# Mopping or Spritzing



## cook1536 (Jan 7, 2008)

I use a rope style mop on my smokes, I have a hard time trying to clean it after uses. Is it better to spritz with a squirt bottle or to mop? Is there advantages to mopping versus spritzing? Just a small thing but I know it makes a big difference.


----------



## bbq bubba (Jan 7, 2008)

No, no difference at all, spritzing is less of a mess and less likely to ruin your bark if that's what your after....


----------



## glued2it (Jan 7, 2008)

They have a new mop now that has small linked chain instead of the rope.

It doesn't suck up so much sauce and is easy to clean.


----------



## bbq bubba (Jan 7, 2008)

Damn Jeremy, i thought that was a back scratcher!!


----------



## glued2it (Jan 7, 2008)




----------



## geek with fire (Jan 7, 2008)

I use both processes, mop and spritz.  I spritz when I can, but thick liquids like EVOO doesn't spritz well, so those kinds of things I mop.  

My inlaws got me a silicone mop that has wide flat strips.  The strips have holes in them so you can get it loaded up.  Not as efficient as a true rope mop, but very easy to clean.

Also, on my rope mops, I drill a hole in center axis of the handle and press a 1/4" bolt with the head cut off.  When I'm done smokin for the day, I fill a bucket with soap water and spin the mop with a cordless drill.  Cleans pretty easy, but hard on the mop....they don't last long this way.  But when you get it clean, keep running the drill until the mop is mostly dry.  I think this goes without saying, but make sure you are outside....and away from any object you don't mind being painted with q-sauce.


----------



## rip (Jan 7, 2008)

I never spritz don't care for it, I always mop with the leftover injection and maybe add some sauce to it. Works for me and everyone so far likes what I smoke.


----------



## walking dude (Jan 7, 2008)

i spritz........i am always afraid that mopping mite rub some of the rub off.......summin like bbq bubba was talking about.........

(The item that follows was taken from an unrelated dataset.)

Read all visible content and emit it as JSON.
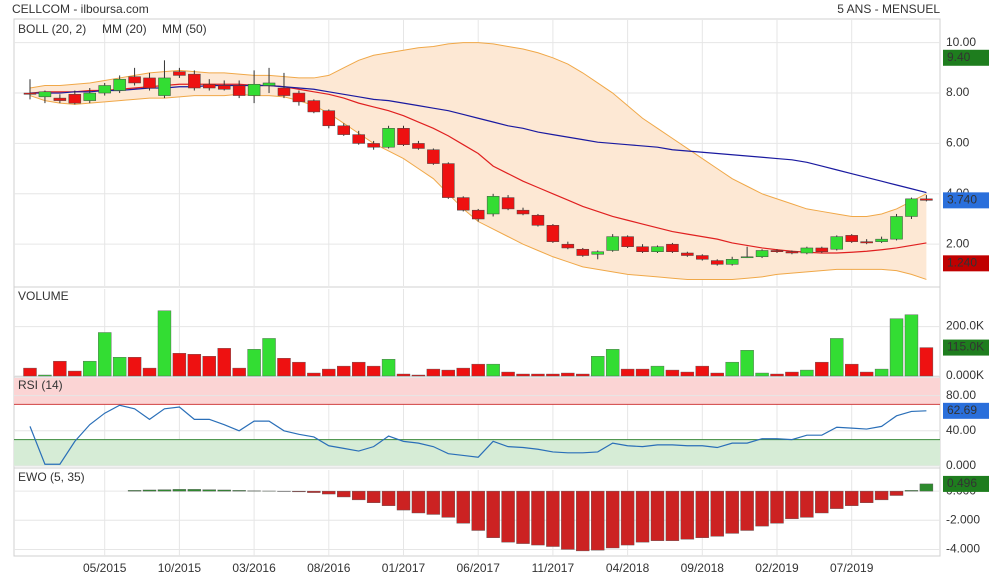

like my chicken i did yesterday.........sweet spot rub on it...........didn't check the spritz bottle spray type........it was a stream........and it washed some of the rub off........one hour into the smoke..........

so i just spritz

jmt2w


----------



## smokin for life (Jan 7, 2008)

I spirtz during the smoke, but that last hour I use a mop for sauce if I use any.


----------



## walking dude (Jan 7, 2008)

i guess i shoulda said......when doing chicken quartlers i watch how i sprayed it


----------



## bustedluckbarbq (Jan 7, 2008)

I usually wait until it hits around 140-145 before i spray... seems to leave the bark alone... and i like some bark!  if i plan on moppin' i wait til the last hour or so.... depending on what i'm cookin' and temp.... and i mop lightly... with those silicone light brush mop things....


----------



## ds7662 (Jan 7, 2008)

I always spray/spritz. Only time I dont spray is when apply a light coat of sauce to my ribs at the end.


----------



## goat (Jan 7, 2008)

I am mostly a mopper.


----------